The RCEP countries not only encompass nearly half of the global population, including some of its most impoverished and marginalised communities, but also include several of the largest producers of affordable medicines and vaccines that are accessed by patients worldwide. Ushering in a treatment revolution, generic competition from India and affordable ingredients needed to produce medicines from China has reduced first-line HIV medicines from, $10,000 per person per year in 2000, to $100 today.

The RCEP agreement, which is anticipated to provide a massive boost to trade, is emerging as a grave threat to affordable treatment for patients globally.

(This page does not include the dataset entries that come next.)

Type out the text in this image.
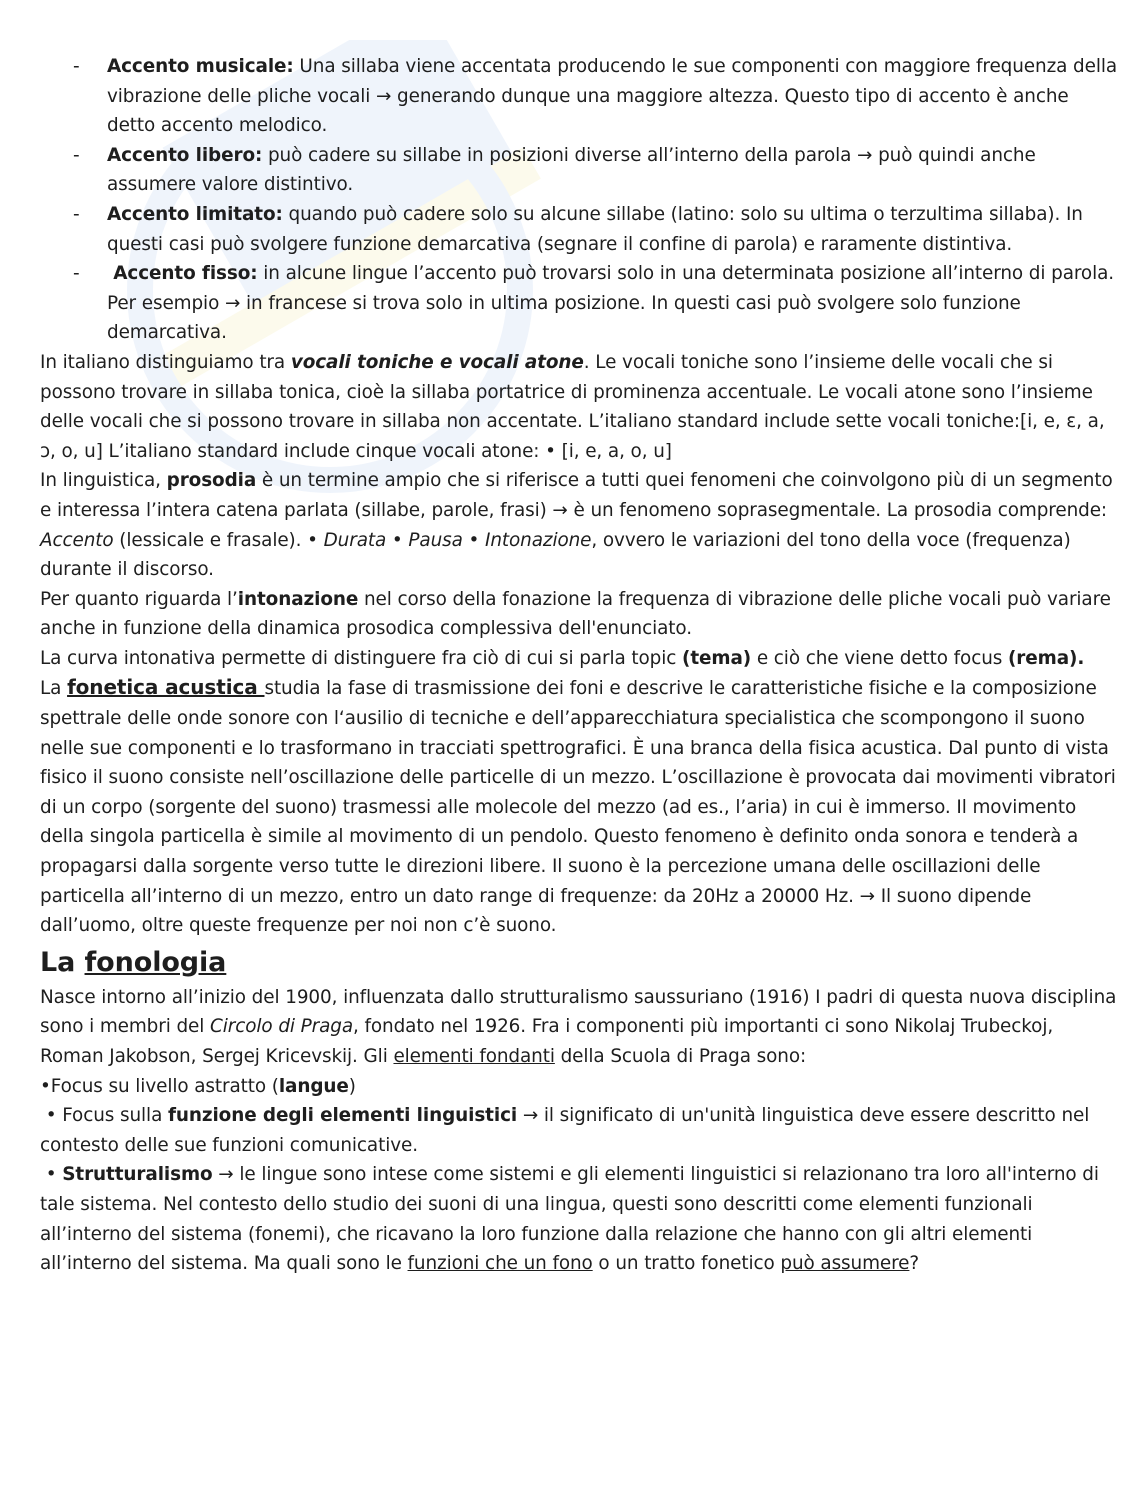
- Accento musicale: Una sillaba viene accentata producendo le sue componenti con maggiore frequenza della vibrazione delle pliche vocali → generando dunque una maggiore altezza. Questo tipo di accento è anche detto accento melodico.
- Accento libero: può cadere su sillabe in posizioni diverse all’interno della parola → può quindi anche assumere valore distintivo.
- Accento limitato: quando può cadere solo su alcune sillabe (latino: solo su ultima o terzultima sillaba). In questi casi può svolgere funzione demarcativa (segnare il confine di parola) e raramente distintiva.
- Accento fisso: in alcune lingue l’accento può trovarsi solo in una determinata posizione all’interno di parola. Per esempio → in francese si trova solo in ultima posizione. In questi casi può svolgere solo funzione demarcativa.

In italiano distinguiamo tra vocali toniche e vocali atone. Le vocali toniche sono l’insieme delle vocali che si possono trovare in sillaba tonica, cioè la sillaba portatrice di prominenza accentuale. Le vocali atone sono l’insieme delle vocali che si possono trovare in sillaba non accentate. L’italiano standard include sette vocali toniche:[i, e, ɛ, a, ɔ, o, u] L’italiano standard include cinque vocali atone: • [i, e, a, o, u]

In linguistica, prosodia è un termine ampio che si riferisce a tutti quei fenomeni che coinvolgono più di un segmento e interessa l’intera catena parlata (sillabe, parole, frasi) → è un fenomeno soprasegmentale. La prosodia comprende: Accento (lessicale e frasale). • Durata • Pausa • Intonazione, ovvero le variazioni del tono della voce (frequenza) durante il discorso.

Per quanto riguarda l’intonazione nel corso della fonazione la frequenza di vibrazione delle pliche vocali può variare anche in funzione della dinamica prosodica complessiva dell'enunciato.

La curva intonativa permette di distinguere fra ciò di cui si parla topic (tema) e ciò che viene detto focus (rema).

La fonetica acustica studia la fase di trasmissione dei foni e descrive le caratteristiche fisiche e la composizione spettrale delle onde sonore con l‘ausilio di tecniche e dell’apparecchiatura specialistica che scompongono il suono nelle sue componenti e lo trasformano in tracciati spettrografici. È una branca della fisica acustica. Dal punto di vista fisico il suono consiste nell’oscillazione delle particelle di un mezzo. L’oscillazione è provocata dai movimenti vibratori di un corpo (sorgente del suono) trasmessi alle molecole del mezzo (ad es., l’aria) in cui è immerso. Il movimento della singola particella è simile al movimento di un pendolo. Questo fenomeno è definito onda sonora e tenderà a propagarsi dalla sorgente verso tutte le direzioni libere. Il suono è la percezione umana delle oscillazioni delle particella all’interno di un mezzo, entro un dato range di frequenze: da 20Hz a 20000 Hz. → Il suono dipende dall’uomo, oltre queste frequenze per noi non c’è suono.

La fonologia

Nasce intorno all’inizio del 1900, influenzata dallo strutturalismo saussuriano (1916) I padri di questa nuova disciplina sono i membri del Circolo di Praga, fondato nel 1926. Fra i componenti più importanti ci sono Nikolaj Trubeckoj, Roman Jakobson, Sergej Kricevskij. Gli elementi fondanti della Scuola di Praga sono:

•Focus su livello astratto (langue)

• Focus sulla funzione degli elementi linguistici → il significato di un'unità linguistica deve essere descritto nel contesto delle sue funzioni comunicative.

• Strutturalismo → le lingue sono intese come sistemi e gli elementi linguistici si relazionano tra loro all'interno di tale sistema. Nel contesto dello studio dei suoni di una lingua, questi sono descritti come elementi funzionali all’interno del sistema (fonemi), che ricavano la loro funzione dalla relazione che hanno con gli altri elementi all’interno del sistema. Ma quali sono le funzioni che un fono o un tratto fonetico può assumere?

Presently, harmful intellectual property rules in the RCEP are being pushed by Japan, home to some of the world’s largest pharmaceutical corporations seeking to secure their presence in the emerging markets in the region. Far beyond the World Trade Organization (WTO) requirements, these measures seek to extend pharmaceutical corporations’ patent terms. They would also delay generic competition, maintain monopolies and add to escalating treatment costs. This would present a grave threat to affordable treatment worldwide.

Aware of the disastrous consequences of unaffordable drug prices, MSF has continually requested wealthy countries to desist from detrimental intellectual property provisions in a number of prior trade agreements such as the Trans-Pacific Partnership (TPP). Seeking stricter intellectual property rules in free trade agreements undermines health care systems. Intellectual property monopolies will not address emerging global public health challenges.

These challenges include the urgent need for new antibiotics for antimicrobial resistance that the patent system has failed to incentivize despite exorbitant profits. Even today, governments continue to face unsustainably high medicine prices for the treatment of critical diseases like hepatitis C, drug-resistant TB and cancer.

If RCEP like provisions had governed intellectual property 17 years ago, the price of HIV medicines would not have fallen and millions of people with HIV would now be dead. Japan can now play a critical role to prevent a similar nightmare scenario in the future. With proposals to increase the share of generic medicines in its universal health care system, Japan itself has been at the forefront of affordable treatment, both at the UN and through its own leadership at the G7. In Kobe, it can act by withdrawing life-threatening intellectual property proposals from the RCEP.